We’re building AI that can diagnose your legal problem

23 Oct 2019

The legal services charity, Justice Connect, will undertake groundbreaking work in artificial intelligence to help Australians access free legal support, with work made possible by a significant grant from Victorian Legal Services Board of $300,000, announced today.

Using anonymous data captured through its online intake tool since August last year, Justice Connect will train a natural language processing model to diagnose legal problems in the natural language of everyday Australians.

“This work is going to fundamentally transform how we can help people understand what their legal problem is, and enable us to connect them with services and resources more accurately online,” said Ms Kate Fazio, Head of Innovation and Engagement at Justice Connect.

“This project will enable us to make a step-change in how we provide services in an online setting. Too often, Australians go online looking for legal help, but in describing their problem in terms familiar to them, they struggle to find the right legal services and resources. There’s a disconnect between the language people use, and the language legal services use.”

“This work will truly bridge the gap between people looking for legal help online and the tools and resources available to them,” said Ms Fazio.

Justice Connect will partner with Australian academics at the University of Melbourne specialising in artificial intelligence to deliver this ambitious project. Professor Tim Baldwin, Director of the ARC Centre in Cognitive Computing for Medical Technologies, has been working with Justice Connect to plan the AI project, and will continue involvement once work gets underway.

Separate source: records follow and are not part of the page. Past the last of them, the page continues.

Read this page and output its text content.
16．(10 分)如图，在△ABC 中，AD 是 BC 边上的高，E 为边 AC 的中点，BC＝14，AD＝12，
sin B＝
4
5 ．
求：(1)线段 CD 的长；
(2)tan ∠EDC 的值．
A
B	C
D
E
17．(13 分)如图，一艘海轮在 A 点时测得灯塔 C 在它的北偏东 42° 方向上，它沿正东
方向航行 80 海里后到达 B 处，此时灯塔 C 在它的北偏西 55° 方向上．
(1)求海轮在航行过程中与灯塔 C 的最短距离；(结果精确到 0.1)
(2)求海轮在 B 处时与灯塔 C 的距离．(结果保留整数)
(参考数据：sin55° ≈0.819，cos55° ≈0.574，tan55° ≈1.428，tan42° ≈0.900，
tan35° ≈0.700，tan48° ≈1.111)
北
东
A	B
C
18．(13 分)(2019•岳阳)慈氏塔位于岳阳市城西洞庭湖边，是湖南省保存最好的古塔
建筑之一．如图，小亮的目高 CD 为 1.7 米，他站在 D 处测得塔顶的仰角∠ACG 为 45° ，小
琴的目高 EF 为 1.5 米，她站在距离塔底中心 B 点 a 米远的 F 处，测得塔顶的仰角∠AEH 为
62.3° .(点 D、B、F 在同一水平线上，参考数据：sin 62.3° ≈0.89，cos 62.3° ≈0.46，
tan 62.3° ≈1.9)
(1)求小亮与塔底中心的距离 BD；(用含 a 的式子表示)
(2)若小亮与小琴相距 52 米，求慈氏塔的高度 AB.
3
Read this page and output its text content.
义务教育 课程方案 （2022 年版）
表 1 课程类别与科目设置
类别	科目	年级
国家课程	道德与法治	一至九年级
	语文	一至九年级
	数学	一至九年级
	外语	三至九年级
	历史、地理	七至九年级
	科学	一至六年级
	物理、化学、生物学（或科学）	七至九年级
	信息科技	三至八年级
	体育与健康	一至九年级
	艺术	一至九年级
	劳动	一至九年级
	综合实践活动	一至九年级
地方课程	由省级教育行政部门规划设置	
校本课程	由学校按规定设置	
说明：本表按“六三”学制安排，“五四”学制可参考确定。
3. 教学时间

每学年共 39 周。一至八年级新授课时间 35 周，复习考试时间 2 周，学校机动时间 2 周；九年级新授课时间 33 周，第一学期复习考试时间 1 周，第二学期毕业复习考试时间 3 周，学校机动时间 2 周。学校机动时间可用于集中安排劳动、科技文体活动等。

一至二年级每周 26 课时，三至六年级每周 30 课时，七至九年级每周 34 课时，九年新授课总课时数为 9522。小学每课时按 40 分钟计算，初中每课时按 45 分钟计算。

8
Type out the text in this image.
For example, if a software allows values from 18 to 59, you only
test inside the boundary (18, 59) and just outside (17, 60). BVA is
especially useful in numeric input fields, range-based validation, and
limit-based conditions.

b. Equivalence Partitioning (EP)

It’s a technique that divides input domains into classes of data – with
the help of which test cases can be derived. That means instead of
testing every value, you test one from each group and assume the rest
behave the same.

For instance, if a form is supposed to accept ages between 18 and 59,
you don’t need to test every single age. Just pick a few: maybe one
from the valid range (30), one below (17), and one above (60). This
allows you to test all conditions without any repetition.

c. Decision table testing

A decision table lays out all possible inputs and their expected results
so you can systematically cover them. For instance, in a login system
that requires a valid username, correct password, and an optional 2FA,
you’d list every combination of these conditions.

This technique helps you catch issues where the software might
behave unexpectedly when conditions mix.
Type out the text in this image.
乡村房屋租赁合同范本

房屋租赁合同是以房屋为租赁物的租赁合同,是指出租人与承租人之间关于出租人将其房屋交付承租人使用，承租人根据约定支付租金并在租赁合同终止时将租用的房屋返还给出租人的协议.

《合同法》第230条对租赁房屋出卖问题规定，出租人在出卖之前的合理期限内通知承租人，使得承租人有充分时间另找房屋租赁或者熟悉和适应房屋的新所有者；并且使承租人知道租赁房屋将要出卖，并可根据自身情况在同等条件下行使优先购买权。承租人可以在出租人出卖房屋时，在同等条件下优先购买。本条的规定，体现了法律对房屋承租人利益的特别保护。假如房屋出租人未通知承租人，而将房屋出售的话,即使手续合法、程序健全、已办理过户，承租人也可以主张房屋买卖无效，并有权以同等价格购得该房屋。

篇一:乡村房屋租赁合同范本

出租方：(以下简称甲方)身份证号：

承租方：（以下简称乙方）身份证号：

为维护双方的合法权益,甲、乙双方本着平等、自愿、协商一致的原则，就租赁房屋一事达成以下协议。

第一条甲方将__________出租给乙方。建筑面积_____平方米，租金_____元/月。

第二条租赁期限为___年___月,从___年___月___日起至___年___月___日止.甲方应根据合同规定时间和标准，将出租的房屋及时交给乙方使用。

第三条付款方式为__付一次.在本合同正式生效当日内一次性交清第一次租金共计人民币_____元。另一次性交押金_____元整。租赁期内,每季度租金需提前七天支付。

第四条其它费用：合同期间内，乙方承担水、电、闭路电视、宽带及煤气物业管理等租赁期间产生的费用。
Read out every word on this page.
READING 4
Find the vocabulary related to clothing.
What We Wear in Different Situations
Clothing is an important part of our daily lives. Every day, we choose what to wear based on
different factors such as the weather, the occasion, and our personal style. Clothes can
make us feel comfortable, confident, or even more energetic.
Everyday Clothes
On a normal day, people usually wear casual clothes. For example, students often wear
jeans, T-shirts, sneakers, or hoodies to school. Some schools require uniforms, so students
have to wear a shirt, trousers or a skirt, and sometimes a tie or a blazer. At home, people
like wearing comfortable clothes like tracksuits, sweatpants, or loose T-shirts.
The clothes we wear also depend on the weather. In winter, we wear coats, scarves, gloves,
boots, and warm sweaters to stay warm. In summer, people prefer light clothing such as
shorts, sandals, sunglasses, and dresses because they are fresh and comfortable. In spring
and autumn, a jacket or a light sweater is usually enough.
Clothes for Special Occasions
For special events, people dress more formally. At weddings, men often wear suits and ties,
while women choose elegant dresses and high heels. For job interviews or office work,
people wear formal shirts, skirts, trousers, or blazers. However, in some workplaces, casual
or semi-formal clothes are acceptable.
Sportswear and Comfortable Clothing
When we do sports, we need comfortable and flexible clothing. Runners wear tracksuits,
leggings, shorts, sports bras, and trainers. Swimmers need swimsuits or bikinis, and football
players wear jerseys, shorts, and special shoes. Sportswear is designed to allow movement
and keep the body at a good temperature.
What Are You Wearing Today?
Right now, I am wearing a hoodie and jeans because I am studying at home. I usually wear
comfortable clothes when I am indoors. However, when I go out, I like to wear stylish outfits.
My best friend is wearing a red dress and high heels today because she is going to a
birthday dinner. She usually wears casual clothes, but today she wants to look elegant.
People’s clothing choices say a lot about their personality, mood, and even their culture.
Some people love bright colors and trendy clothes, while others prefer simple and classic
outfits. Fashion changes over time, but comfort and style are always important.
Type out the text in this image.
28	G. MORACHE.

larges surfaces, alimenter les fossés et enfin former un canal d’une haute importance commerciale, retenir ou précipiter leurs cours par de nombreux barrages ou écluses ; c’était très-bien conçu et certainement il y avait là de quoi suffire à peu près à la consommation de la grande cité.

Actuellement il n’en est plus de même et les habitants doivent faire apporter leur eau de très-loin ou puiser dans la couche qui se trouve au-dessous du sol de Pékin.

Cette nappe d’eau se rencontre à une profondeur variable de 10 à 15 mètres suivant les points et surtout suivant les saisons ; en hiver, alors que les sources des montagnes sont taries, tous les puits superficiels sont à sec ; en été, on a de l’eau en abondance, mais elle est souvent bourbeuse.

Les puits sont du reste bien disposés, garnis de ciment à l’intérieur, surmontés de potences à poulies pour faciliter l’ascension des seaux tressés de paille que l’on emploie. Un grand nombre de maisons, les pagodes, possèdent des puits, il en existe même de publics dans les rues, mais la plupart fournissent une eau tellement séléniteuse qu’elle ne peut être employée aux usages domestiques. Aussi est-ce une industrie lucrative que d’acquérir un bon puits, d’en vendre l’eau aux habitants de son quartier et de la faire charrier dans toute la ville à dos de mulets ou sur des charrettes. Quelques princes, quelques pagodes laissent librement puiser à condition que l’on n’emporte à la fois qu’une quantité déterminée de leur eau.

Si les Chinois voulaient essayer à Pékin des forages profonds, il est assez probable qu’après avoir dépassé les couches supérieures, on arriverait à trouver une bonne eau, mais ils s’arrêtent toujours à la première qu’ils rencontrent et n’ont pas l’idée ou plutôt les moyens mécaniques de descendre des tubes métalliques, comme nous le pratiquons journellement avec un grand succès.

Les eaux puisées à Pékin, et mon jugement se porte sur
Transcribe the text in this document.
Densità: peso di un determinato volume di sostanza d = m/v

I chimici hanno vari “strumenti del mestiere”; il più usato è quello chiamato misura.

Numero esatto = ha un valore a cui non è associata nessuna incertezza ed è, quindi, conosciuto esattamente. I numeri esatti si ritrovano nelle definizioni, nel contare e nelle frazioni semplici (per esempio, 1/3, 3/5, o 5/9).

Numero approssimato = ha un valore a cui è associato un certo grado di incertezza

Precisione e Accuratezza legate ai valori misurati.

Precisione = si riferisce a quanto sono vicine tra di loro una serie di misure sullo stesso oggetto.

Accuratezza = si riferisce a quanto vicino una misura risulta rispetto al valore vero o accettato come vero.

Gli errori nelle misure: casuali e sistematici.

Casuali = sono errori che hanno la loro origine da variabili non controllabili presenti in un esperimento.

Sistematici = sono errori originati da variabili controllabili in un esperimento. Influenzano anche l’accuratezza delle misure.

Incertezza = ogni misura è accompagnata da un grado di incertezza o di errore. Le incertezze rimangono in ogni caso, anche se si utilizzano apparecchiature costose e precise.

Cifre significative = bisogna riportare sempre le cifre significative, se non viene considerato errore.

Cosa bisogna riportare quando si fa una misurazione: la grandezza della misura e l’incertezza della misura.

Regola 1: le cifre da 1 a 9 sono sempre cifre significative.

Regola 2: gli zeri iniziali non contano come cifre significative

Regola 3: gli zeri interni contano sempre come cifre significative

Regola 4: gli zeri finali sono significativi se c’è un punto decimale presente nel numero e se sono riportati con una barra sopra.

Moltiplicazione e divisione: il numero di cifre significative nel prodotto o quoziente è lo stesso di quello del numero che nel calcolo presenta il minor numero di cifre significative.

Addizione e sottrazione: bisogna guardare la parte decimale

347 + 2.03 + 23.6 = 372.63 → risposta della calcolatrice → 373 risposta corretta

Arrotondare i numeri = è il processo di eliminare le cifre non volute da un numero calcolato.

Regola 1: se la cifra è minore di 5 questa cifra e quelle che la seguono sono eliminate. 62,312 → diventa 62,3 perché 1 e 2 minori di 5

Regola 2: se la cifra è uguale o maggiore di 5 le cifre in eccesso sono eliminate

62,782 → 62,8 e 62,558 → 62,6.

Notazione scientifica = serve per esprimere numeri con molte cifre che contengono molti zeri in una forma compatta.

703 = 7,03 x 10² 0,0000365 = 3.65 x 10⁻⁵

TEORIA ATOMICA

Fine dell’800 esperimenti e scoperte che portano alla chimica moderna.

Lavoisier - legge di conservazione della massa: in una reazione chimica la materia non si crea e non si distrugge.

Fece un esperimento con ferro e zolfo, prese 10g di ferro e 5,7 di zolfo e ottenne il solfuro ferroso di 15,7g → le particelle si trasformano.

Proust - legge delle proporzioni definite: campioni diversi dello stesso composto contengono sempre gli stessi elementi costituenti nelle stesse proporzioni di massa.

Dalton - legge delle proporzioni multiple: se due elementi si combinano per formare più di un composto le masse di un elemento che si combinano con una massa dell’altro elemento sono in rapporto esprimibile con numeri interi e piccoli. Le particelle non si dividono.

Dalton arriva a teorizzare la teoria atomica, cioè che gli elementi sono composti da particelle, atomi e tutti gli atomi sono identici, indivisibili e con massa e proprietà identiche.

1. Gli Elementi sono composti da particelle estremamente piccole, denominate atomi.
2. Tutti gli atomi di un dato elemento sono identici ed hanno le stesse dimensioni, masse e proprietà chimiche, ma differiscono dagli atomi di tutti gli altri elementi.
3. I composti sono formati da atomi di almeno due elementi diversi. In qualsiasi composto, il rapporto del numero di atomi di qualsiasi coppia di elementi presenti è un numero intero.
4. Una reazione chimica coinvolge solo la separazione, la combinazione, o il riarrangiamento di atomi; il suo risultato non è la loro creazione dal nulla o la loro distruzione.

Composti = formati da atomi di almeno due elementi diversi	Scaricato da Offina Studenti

“I’m very excited to be able to work with Justice Connect in developing natural language processing techniques that tackle real-world societal problems, namely improving the provision of legal services for people at risk, and reducing the manual overhead in determining what those services are. We will be making sure not to compromise the privacy of any users in the process,” said Professor Baldwin.

“This work is seriously exciting stuff. It shows that Justice Connect continues to excel in digital innovation and is truly operating at the forefront of a global movement to modernise legal services,” said Chris Povey, CEO of Justice Connect.

“We keep seeing that the key barrier to engaging online when people have legal problems is their lack of confidence describing that problem and choosing which legal issue categories might apply to them. We are addressing this issue head-on.”

The grant to Justice Connect has been provided under the Victorian Legal Services Board new granting program which supports organisations to scale and diffuse their innovative work.